In a fixed match, things are orchestrated to produce a predetermined result. Is life a fixed match? Is everything destined?

No, indicates the Bhagavad-gita (18.63) through its call to “do as we desire,” which implies that we have the free will to be conscious choosers. And our lived experience confirms our capacity to choose. For example, you can choose whether to go on reading this, as you can choose many other things.

Yet we aren’t entirely free. We can’t choose the family in which we were born. Nor can we choose the weather. Nor most importantly can we choose whether to grow old, get diseased and die – these will be thrust upon us.

Or will they?

The Gita indicates that these affect only the body, not the soul. They traumatize us as long as we identify with the body. But we don’t have to identify with the body.

Fixing things means setting them right. Krishna can help us fix things in our life by setting right the fundamental wrong of our bodily misidentification. When we follow his guidance to fix our mind on him, he gives us a nonmaterial enrichment that raises us above bodily misidentification.

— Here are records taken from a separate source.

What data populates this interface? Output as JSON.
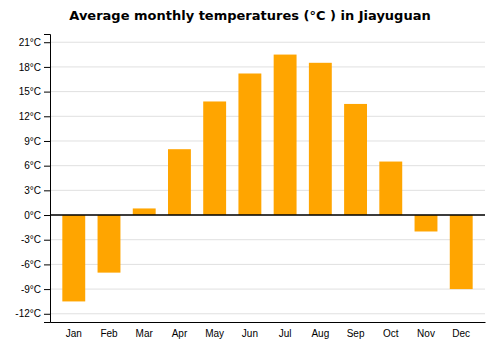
{
  "chart_data": {
    "type": "bar",
    "title": "Average monthly temperatures (°C ) in Jiayuguan",
    "categories": [
      "Jan",
      "Feb",
      "Mar",
      "Apr",
      "May",
      "Jun",
      "Jul",
      "Aug",
      "Sep",
      "Oct",
      "Nov",
      "Dec"
    ],
    "values": [
      -10.5,
      -7.0,
      0.8,
      8.0,
      13.8,
      17.2,
      19.5,
      18.5,
      13.5,
      6.5,
      -2.0,
      -9.0
    ],
    "color": "#FFA500",
    "ylim": [
      -13,
      22
    ],
    "yticks": [
      {
        "value": -12,
        "label": "-12°C"
      },
      {
        "value": -9,
        "label": "-9°C"
      },
      {
        "value": -6,
        "label": "-6°C"
      },
      {
        "value": -3,
        "label": "-3°C"
      },
      {
        "value": 0,
        "label": "0°C"
      },
      {
        "value": 3,
        "label": "3°C"
      },
      {
        "value": 6,
        "label": "6°C"
      },
      {
        "value": 9,
        "label": "9°C"
      },
      {
        "value": 12,
        "label": "12°C"
      },
      {
        "value": 15,
        "label": "15°C"
      },
      {
        "value": 18,
        "label": "18°C"
      },
      {
        "value": 21,
        "label": "21°C"
      }
    ],
    "grid": true
  }
}
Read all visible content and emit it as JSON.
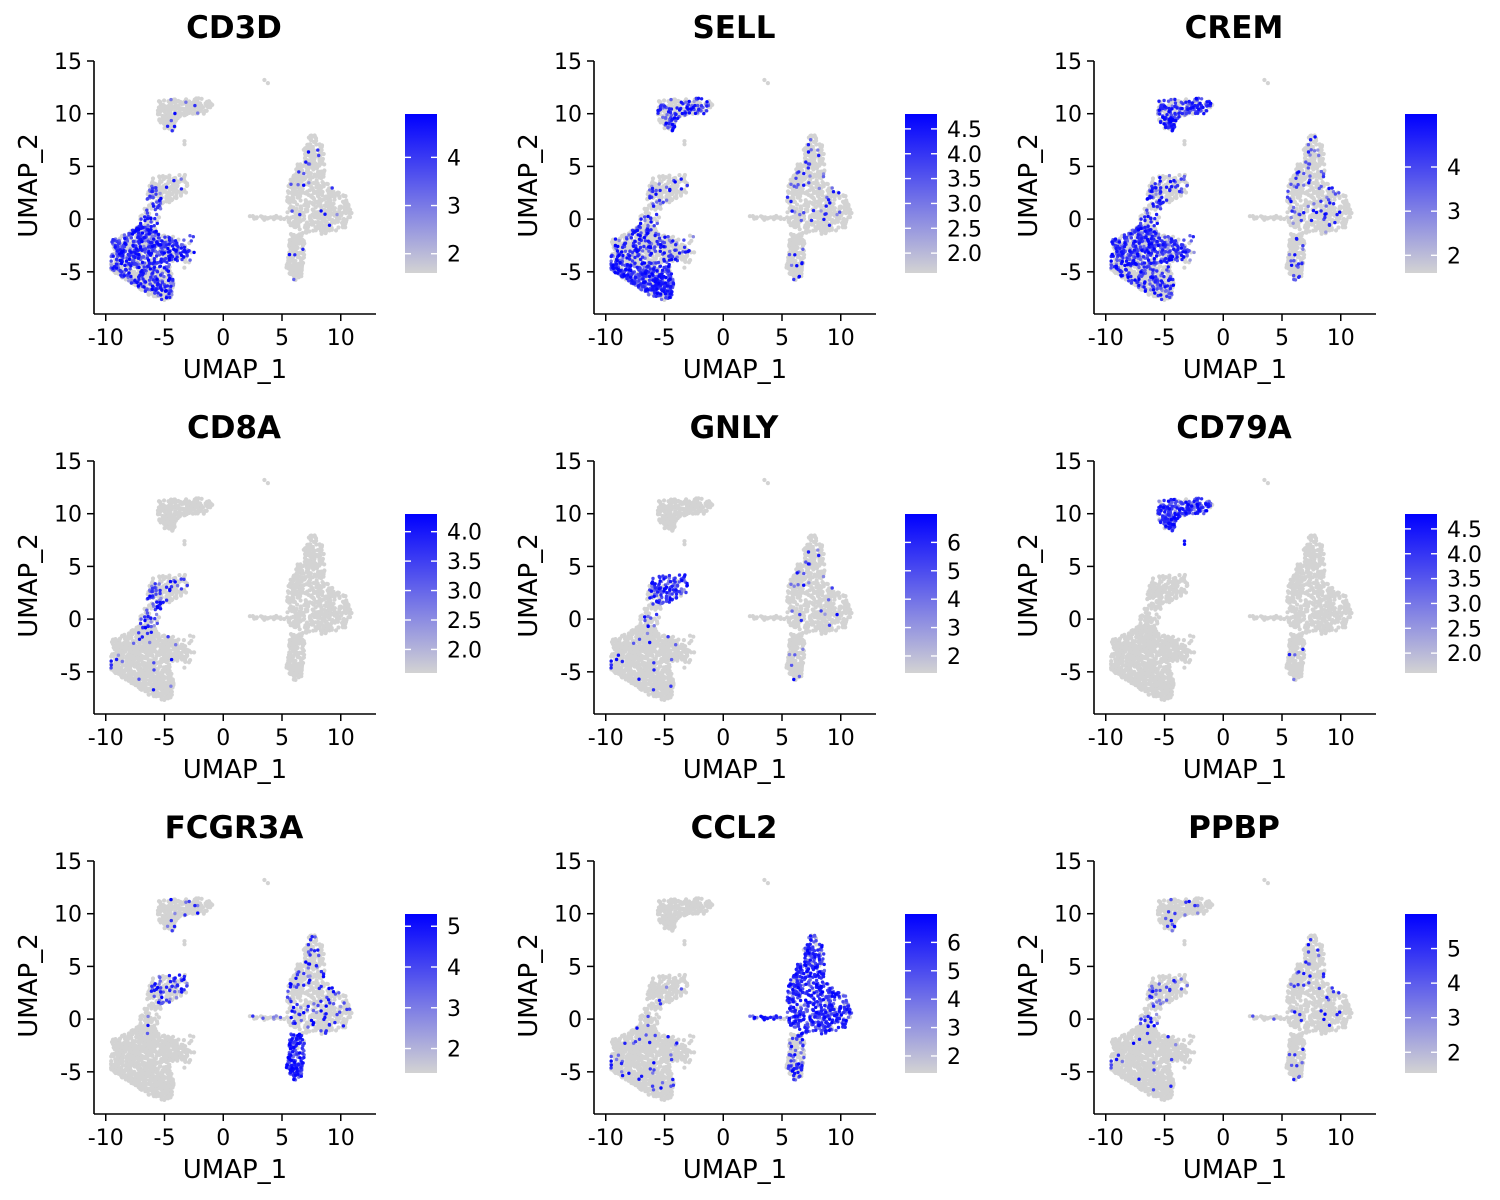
{
  "chart_data": [
    {
      "type": "scatter",
      "title": "CD3D",
      "xlabel": "UMAP_1",
      "ylabel": "UMAP_2",
      "xlim": [
        -11,
        13
      ],
      "ylim": [
        -9,
        15
      ],
      "xticks": [
        "-10",
        "-5",
        "0",
        "5",
        "10"
      ],
      "yticks": [
        "-5",
        "0",
        "5",
        "10",
        "15"
      ],
      "colorbar": {
        "min": 1.6,
        "max": 4.9,
        "ticks": [
          "2",
          "3",
          "4"
        ],
        "tick_values": [
          2,
          3,
          4
        ],
        "low_color": "#d3d3d3",
        "high_color": "#0000ff"
      },
      "expression": {
        "cd4t": 0.65,
        "naive": 0.35,
        "cd8": 0.55,
        "nk": 0.05,
        "bcell": 0.02,
        "mono14": 0.02,
        "mono16": 0.02,
        "bridge": 0.02
      }
    },
    {
      "type": "scatter",
      "title": "SELL",
      "xlabel": "UMAP_1",
      "ylabel": "UMAP_2",
      "xlim": [
        -11,
        13
      ],
      "ylim": [
        -9,
        15
      ],
      "xticks": [
        "-10",
        "-5",
        "0",
        "5",
        "10"
      ],
      "yticks": [
        "-5",
        "0",
        "5",
        "10",
        "15"
      ],
      "colorbar": {
        "min": 1.6,
        "max": 4.8,
        "ticks": [
          "2.0",
          "2.5",
          "3.0",
          "3.5",
          "4.0",
          "4.5"
        ],
        "tick_values": [
          2.0,
          2.5,
          3.0,
          3.5,
          4.0,
          4.5
        ],
        "low_color": "#d3d3d3",
        "high_color": "#0000ff"
      },
      "expression": {
        "cd4t": 0.3,
        "naive": 0.8,
        "cd8": 0.25,
        "nk": 0.15,
        "bcell": 0.4,
        "mono14": 0.06,
        "mono16": 0.05,
        "bridge": 0.05
      }
    },
    {
      "type": "scatter",
      "title": "CREM",
      "xlabel": "UMAP_1",
      "ylabel": "UMAP_2",
      "xlim": [
        -11,
        13
      ],
      "ylim": [
        -9,
        15
      ],
      "xticks": [
        "-10",
        "-5",
        "0",
        "5",
        "10"
      ],
      "yticks": [
        "-5",
        "0",
        "5",
        "10",
        "15"
      ],
      "colorbar": {
        "min": 1.6,
        "max": 5.2,
        "ticks": [
          "2",
          "3",
          "4"
        ],
        "tick_values": [
          2,
          3,
          4
        ],
        "low_color": "#d3d3d3",
        "high_color": "#0000ff"
      },
      "expression": {
        "cd4t": 0.65,
        "naive": 0.25,
        "cd8": 0.45,
        "nk": 0.35,
        "bcell": 0.6,
        "mono14": 0.1,
        "mono16": 0.12,
        "bridge": 0.05
      }
    },
    {
      "type": "scatter",
      "title": "CD8A",
      "xlabel": "UMAP_1",
      "ylabel": "UMAP_2",
      "xlim": [
        -11,
        13
      ],
      "ylim": [
        -9,
        15
      ],
      "xticks": [
        "-10",
        "-5",
        "0",
        "5",
        "10"
      ],
      "yticks": [
        "-5",
        "0",
        "5",
        "10",
        "15"
      ],
      "colorbar": {
        "min": 1.6,
        "max": 4.3,
        "ticks": [
          "2.0",
          "2.5",
          "3.0",
          "3.5",
          "4.0"
        ],
        "tick_values": [
          2.0,
          2.5,
          3.0,
          3.5,
          4.0
        ],
        "low_color": "#d3d3d3",
        "high_color": "#0000ff"
      },
      "expression": {
        "cd4t": 0.02,
        "naive": 0.02,
        "cd8": 0.55,
        "nk": 0.2,
        "bcell": 0.0,
        "mono14": 0.0,
        "mono16": 0.0,
        "bridge": 0.0
      }
    },
    {
      "type": "scatter",
      "title": "GNLY",
      "xlabel": "UMAP_1",
      "ylabel": "UMAP_2",
      "xlim": [
        -11,
        13
      ],
      "ylim": [
        -9,
        15
      ],
      "xticks": [
        "-10",
        "-5",
        "0",
        "5",
        "10"
      ],
      "yticks": [
        "-5",
        "0",
        "5",
        "10",
        "15"
      ],
      "colorbar": {
        "min": 1.4,
        "max": 7.0,
        "ticks": [
          "2",
          "3",
          "4",
          "5",
          "6"
        ],
        "tick_values": [
          2,
          3,
          4,
          5,
          6
        ],
        "low_color": "#d3d3d3",
        "high_color": "#0000ff"
      },
      "expression": {
        "cd4t": 0.02,
        "naive": 0.02,
        "cd8": 0.12,
        "nk": 0.9,
        "bcell": 0.0,
        "mono14": 0.03,
        "mono16": 0.03,
        "bridge": 0.0
      }
    },
    {
      "type": "scatter",
      "title": "CD79A",
      "xlabel": "UMAP_1",
      "ylabel": "UMAP_2",
      "xlim": [
        -11,
        13
      ],
      "ylim": [
        -9,
        15
      ],
      "xticks": [
        "-10",
        "-5",
        "0",
        "5",
        "10"
      ],
      "yticks": [
        "-5",
        "0",
        "5",
        "10",
        "15"
      ],
      "colorbar": {
        "min": 1.6,
        "max": 4.8,
        "ticks": [
          "2.0",
          "2.5",
          "3.0",
          "3.5",
          "4.0",
          "4.5"
        ],
        "tick_values": [
          2.0,
          2.5,
          3.0,
          3.5,
          4.0,
          4.5
        ],
        "low_color": "#d3d3d3",
        "high_color": "#0000ff"
      },
      "expression": {
        "cd4t": 0.0,
        "naive": 0.0,
        "cd8": 0.0,
        "nk": 0.0,
        "bcell": 0.85,
        "mono14": 0.0,
        "mono16": 0.02,
        "bridge": 0.0
      }
    },
    {
      "type": "scatter",
      "title": "FCGR3A",
      "xlabel": "UMAP_1",
      "ylabel": "UMAP_2",
      "xlim": [
        -11,
        13
      ],
      "ylim": [
        -9,
        15
      ],
      "xticks": [
        "-10",
        "-5",
        "0",
        "5",
        "10"
      ],
      "yticks": [
        "-5",
        "0",
        "5",
        "10",
        "15"
      ],
      "colorbar": {
        "min": 1.4,
        "max": 5.3,
        "ticks": [
          "2",
          "3",
          "4",
          "5"
        ],
        "tick_values": [
          2,
          3,
          4,
          5
        ],
        "low_color": "#d3d3d3",
        "high_color": "#0000ff"
      },
      "expression": {
        "cd4t": 0.0,
        "naive": 0.0,
        "cd8": 0.03,
        "nk": 0.5,
        "bcell": 0.03,
        "mono14": 0.15,
        "mono16": 0.95,
        "bridge": 0.2
      }
    },
    {
      "type": "scatter",
      "title": "CCL2",
      "xlabel": "UMAP_1",
      "ylabel": "UMAP_2",
      "xlim": [
        -11,
        13
      ],
      "ylim": [
        -9,
        15
      ],
      "xticks": [
        "-10",
        "-5",
        "0",
        "5",
        "10"
      ],
      "yticks": [
        "-5",
        "0",
        "5",
        "10",
        "15"
      ],
      "colorbar": {
        "min": 1.4,
        "max": 7.0,
        "ticks": [
          "2",
          "3",
          "4",
          "5",
          "6"
        ],
        "tick_values": [
          2,
          3,
          4,
          5,
          6
        ],
        "low_color": "#d3d3d3",
        "high_color": "#0000ff"
      },
      "expression": {
        "cd4t": 0.03,
        "naive": 0.04,
        "cd8": 0.02,
        "nk": 0.02,
        "bcell": 0.0,
        "mono14": 0.9,
        "mono16": 0.4,
        "bridge": 0.6
      }
    },
    {
      "type": "scatter",
      "title": "PPBP",
      "xlabel": "UMAP_1",
      "ylabel": "UMAP_2",
      "xlim": [
        -11,
        13
      ],
      "ylim": [
        -9,
        15
      ],
      "xticks": [
        "-10",
        "-5",
        "0",
        "5",
        "10"
      ],
      "yticks": [
        "-5",
        "0",
        "5",
        "10",
        "15"
      ],
      "colorbar": {
        "min": 1.4,
        "max": 6.0,
        "ticks": [
          "2",
          "3",
          "4",
          "5"
        ],
        "tick_values": [
          2,
          3,
          4,
          5
        ],
        "low_color": "#d3d3d3",
        "high_color": "#0000ff"
      },
      "expression": {
        "cd4t": 0.02,
        "naive": 0.02,
        "cd8": 0.25,
        "nk": 0.15,
        "bcell": 0.06,
        "mono14": 0.04,
        "mono16": 0.04,
        "bridge": 0.1
      }
    }
  ]
}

Krishna also fixes things by making a devotee’s life into a fixed match – a match in which the devotee will ultimately win the battle against illusion and suffering. In a fixed match, whoever seems to be winning or losing during the course of the match, the final result is fixed. Similarly, in a fixed devotee’s life, whether there appears success or failure, the final result of the devotee attaining Krishna is fixed.

Unlike match-fixers who are often shady, Krishna is supremely trustworthy as a life-fixer. Why unfix what he’s fixing by neglecting to fix the mind on him?

Bhagavad Gita Chapter 18 Text 63

"Thus I have explained to you knowledge still more confidential. Deliberate on this fully, and then do what you wish to do."